If you think that not having somewhere to put a broken down vehicle on the motorway is dangerous then rest assured that you are in very good company. Remarkably good in fact since the fire service, police and ambulance service all agree with you.

At a meeting of the Transport Select Committee of Parliament last month, all three emergency services made public their views on this for the first time and they didn’t pull their punches. With concerns ranging from a lack of signage and lighting through to little or no communication from the Highways Agency. Put simply, they fear for the safety not only of motorway users but also of emergency services staff.
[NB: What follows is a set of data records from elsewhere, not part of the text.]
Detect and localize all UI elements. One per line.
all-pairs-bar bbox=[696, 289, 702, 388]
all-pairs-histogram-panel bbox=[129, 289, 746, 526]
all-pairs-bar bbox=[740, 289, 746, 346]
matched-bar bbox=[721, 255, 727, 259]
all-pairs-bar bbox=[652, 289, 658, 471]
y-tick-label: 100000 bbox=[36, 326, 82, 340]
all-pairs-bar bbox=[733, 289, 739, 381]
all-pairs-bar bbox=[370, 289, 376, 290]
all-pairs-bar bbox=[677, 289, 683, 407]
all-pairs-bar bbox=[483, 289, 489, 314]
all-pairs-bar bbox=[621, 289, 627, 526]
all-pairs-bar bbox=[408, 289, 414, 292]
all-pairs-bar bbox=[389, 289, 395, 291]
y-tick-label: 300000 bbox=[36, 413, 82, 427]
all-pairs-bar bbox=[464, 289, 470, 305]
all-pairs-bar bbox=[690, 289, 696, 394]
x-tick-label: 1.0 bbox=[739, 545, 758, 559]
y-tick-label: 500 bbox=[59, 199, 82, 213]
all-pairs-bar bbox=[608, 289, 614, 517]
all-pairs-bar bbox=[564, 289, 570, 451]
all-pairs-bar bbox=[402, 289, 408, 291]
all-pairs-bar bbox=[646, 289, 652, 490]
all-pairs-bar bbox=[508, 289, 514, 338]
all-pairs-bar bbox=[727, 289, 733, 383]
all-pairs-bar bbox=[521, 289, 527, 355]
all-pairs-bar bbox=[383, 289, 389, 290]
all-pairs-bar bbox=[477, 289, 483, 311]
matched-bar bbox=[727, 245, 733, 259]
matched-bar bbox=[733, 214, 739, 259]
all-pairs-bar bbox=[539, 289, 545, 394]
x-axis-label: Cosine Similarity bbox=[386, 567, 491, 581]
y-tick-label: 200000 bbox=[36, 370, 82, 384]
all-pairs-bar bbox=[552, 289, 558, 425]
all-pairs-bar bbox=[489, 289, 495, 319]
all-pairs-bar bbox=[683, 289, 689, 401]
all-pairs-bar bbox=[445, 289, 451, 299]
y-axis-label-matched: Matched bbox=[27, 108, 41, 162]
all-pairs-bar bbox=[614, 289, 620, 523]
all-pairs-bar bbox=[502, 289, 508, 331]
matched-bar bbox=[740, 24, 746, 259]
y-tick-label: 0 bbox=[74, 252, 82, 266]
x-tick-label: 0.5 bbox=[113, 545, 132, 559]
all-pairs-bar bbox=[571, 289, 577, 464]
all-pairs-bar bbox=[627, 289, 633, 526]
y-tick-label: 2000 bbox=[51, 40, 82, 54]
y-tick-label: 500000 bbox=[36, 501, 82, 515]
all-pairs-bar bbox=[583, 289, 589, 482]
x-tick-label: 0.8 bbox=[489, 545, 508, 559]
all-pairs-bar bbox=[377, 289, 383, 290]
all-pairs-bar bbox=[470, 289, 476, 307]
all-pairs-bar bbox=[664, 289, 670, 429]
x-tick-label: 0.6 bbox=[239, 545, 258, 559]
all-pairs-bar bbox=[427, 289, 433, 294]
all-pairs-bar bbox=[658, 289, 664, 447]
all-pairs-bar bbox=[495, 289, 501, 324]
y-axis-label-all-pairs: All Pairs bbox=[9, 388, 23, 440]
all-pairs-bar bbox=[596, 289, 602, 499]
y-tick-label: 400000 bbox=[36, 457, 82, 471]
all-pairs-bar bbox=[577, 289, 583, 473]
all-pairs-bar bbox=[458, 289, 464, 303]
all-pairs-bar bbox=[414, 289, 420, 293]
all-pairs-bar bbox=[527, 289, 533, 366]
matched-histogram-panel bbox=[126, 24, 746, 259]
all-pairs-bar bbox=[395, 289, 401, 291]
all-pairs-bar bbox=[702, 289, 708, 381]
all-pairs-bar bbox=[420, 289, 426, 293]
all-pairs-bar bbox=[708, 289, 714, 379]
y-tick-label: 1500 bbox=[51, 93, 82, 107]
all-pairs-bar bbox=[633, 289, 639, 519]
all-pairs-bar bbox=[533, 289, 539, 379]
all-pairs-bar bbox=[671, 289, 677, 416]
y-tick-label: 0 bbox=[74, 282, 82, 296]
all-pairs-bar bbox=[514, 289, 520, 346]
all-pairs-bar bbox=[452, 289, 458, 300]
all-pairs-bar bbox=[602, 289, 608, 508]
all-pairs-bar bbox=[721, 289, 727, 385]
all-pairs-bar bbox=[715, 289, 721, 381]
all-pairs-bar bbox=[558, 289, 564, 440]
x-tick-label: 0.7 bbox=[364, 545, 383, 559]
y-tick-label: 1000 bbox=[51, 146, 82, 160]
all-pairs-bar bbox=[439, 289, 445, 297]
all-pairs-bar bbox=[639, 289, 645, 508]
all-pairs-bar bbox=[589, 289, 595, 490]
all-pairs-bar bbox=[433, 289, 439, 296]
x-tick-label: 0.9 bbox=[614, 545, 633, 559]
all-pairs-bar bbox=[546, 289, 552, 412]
This may be a boon for companies such as who offer guaranteed car finance in Portsmouth selling variably priced runabouts on bad credit car finance in Portsmouth to people whose vehicles have been written off, but it could be so much worse.

If It’s Dangerous, How Did It Happen?

Good question. The Highways Agency’s own risk assessment pointed out that the risk of a vehicle coming to a halt in a live lane was 200 per cent higher on a smart motorway than another stretch of motorway. And that’s at quiet, off-peak times. Refuges and grass verges are provided for use in emergencies, but many can and do argue that they are too few and far between.

The Highways Agency also point to the overall success of the smart motorways schemes in reducing journey times by up to 15 per cent in areas where they have been implemented. However the question remains whether safety – including quite possibly the lives of you, your family and emergency services staff – is a price worth paying to get to work a few minutes earlier.